La femme se remémore un épisode où une résidante « très angoissée », qui souffrait de problèmes de santé mentale, est entrée en relation avec des enfants d’Apple & Honey. « Les enfants se sont approchés d’elle et elle s’est calmée, jure l’éducatrice. Elle a retrouvé une certaine paix en interagissant avec les enfants. »
Parce que même avec ces résidants, les enfants peuvent interagir, croit Mme Ish-Horowicz. « La sensibilité et la maturité des enfants sont incroyables. Ils n’ont pas les mêmes attentes qu’envers un autre adulte. Ils peuvent le voir », explique-t-elle. « Ils savent que ces gens ont besoin d’aide… et ils aident », par exemple en ramassant un objet échappé, continue-t-elle.
« Efficace contre la solitude »
Les enfants ne sont toutefois pas sur place pour distraire, calmer ou amuser les aînés. Ils suivent leur propre programme de développement. « Mais pourquoi ne pourrions-nous pas le faire ensemble ? Ça stimule aussi les résidants… », explique Judith Ish-Horowicz.
Ses prétentions sont appuyées par une étude récente réalisée après plusieurs jours d’observation dans la résidence. Elle se concentrait sur les aînés. Son auteure a conclu que les bienfaits de la cohabitation étaient importants pour eux – et spécialement pour les résidants atteints de démence.
« Les activités intergénérationnelles mettent les résidants de bonne humeur et sont efficaces contre la solitude », a noté la Dre Ali Somers. Elles procurent aussi des « occasions de stimulation intellectuelle pour les résidants âgés, un défi que les résidences ne relèvent pas régulièrement ».
Selon la Dre Somers, le fait que le même groupe de résidants rencontre les mêmes enfants sur une longue période permet de maximiser les bienfaits de ces activités.
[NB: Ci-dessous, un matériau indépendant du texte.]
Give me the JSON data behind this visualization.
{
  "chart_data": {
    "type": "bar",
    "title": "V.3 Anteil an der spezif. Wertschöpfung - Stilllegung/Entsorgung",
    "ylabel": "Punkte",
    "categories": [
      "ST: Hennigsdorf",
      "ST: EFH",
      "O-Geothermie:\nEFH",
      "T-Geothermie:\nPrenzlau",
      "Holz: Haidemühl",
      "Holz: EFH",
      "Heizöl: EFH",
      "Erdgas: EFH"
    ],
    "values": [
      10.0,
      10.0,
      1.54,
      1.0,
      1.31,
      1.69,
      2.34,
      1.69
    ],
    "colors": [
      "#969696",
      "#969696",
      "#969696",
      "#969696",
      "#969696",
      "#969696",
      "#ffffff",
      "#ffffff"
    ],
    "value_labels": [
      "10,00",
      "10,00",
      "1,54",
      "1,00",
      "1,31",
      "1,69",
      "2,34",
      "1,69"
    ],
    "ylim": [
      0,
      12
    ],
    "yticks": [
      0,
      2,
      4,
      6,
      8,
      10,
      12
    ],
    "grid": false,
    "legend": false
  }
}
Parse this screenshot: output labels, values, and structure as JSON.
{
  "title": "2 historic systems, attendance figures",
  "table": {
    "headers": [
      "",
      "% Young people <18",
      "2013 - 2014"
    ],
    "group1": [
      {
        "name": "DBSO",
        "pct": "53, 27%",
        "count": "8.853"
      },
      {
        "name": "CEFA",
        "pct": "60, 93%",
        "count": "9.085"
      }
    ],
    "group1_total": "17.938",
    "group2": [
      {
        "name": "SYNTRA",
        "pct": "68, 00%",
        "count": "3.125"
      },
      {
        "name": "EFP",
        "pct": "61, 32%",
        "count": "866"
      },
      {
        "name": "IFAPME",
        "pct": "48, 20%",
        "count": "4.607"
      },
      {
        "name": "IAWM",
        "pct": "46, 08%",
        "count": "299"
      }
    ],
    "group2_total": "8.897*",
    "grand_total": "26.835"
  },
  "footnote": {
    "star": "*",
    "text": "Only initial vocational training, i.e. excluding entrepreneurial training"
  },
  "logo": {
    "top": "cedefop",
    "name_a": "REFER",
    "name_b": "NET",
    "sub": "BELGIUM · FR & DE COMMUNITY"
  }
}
Or, toute bonne chose a une fin. Avec des aînés qui arrivent en résidence toujours plus vieux, grâce aux soins à domicile, les séjours raccourcissent. Et les enfants grandissent en un clin d’œil et s’en vont rapidement à l’école. Des rythmes qui s’accordent finalement assez bien, explique Judith Ish-Horowicz, qui ne rapporte pas de déchirements majeurs.
Même dans les adieux, jeunes et aînés étaient faits pour cohabiter.